'Go to this website,' said my friend Professor Abacus, 'it's run by the UN, and you can calculate your carbon footprint and buy offsets'. So I did, dutifully entering all sorts of data about my energy consumption and lifestyle. To my horror, my individual output of greenhouse gases is nearly twice that of the Professor's household of three people, and four times the UK average. This is despite being able to walk to work, struggling to the supermarket and back on foot or bike up a number of steep hills and going out on the train to avoid using the car, not flying, switching my energy to a green supplier, and so on. I might as well have a fracking plant in the back garden. I am presuming that because I have a monstrously big house, the UN assumes I will be heating it to the sweltering UK average during the winter months, rather than sitting shivering in a cassock in my study, which is what actually happens.

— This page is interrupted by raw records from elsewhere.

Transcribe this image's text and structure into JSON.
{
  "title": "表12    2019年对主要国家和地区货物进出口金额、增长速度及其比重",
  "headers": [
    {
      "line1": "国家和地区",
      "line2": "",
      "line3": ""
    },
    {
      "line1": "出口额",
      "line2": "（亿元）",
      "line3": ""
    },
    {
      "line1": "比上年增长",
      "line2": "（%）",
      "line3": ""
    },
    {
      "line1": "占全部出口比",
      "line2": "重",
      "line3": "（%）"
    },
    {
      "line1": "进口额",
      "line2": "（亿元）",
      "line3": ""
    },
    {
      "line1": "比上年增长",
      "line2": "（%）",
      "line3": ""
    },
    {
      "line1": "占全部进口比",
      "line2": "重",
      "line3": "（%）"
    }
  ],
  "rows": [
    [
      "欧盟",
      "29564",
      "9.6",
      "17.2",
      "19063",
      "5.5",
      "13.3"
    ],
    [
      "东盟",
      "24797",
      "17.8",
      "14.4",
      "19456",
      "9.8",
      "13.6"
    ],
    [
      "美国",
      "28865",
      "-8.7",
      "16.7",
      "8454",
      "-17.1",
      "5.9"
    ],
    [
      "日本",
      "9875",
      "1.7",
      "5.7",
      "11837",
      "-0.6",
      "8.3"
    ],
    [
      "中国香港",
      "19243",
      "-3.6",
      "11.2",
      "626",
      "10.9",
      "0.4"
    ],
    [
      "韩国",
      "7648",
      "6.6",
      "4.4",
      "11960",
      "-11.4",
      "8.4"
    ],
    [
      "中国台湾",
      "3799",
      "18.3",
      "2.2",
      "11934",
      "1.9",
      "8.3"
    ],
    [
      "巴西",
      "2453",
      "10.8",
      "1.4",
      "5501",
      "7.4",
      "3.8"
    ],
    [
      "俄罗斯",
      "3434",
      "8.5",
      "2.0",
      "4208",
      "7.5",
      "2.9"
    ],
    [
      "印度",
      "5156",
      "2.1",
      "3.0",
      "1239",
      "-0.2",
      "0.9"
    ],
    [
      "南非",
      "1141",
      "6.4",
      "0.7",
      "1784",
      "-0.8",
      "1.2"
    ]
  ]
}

I'm not completely sold on the business of offsetting, either, though it's better than nothing. Some of the projects the UN's offsetting scheme supports actually concluded some years ago, which makes the whole process a bit abstract and strange. I can just about get my head round the idea that prayer might work retrospectively, God being outside time, but I'm not sure the same is true of bank transfers.
Anyway, even though the online calculators may be highly dubious in detail, it emphasises how limited the role of consumers is. I won't be saving human society any time soon. And they didn't even ask how nice I'm being to the bees.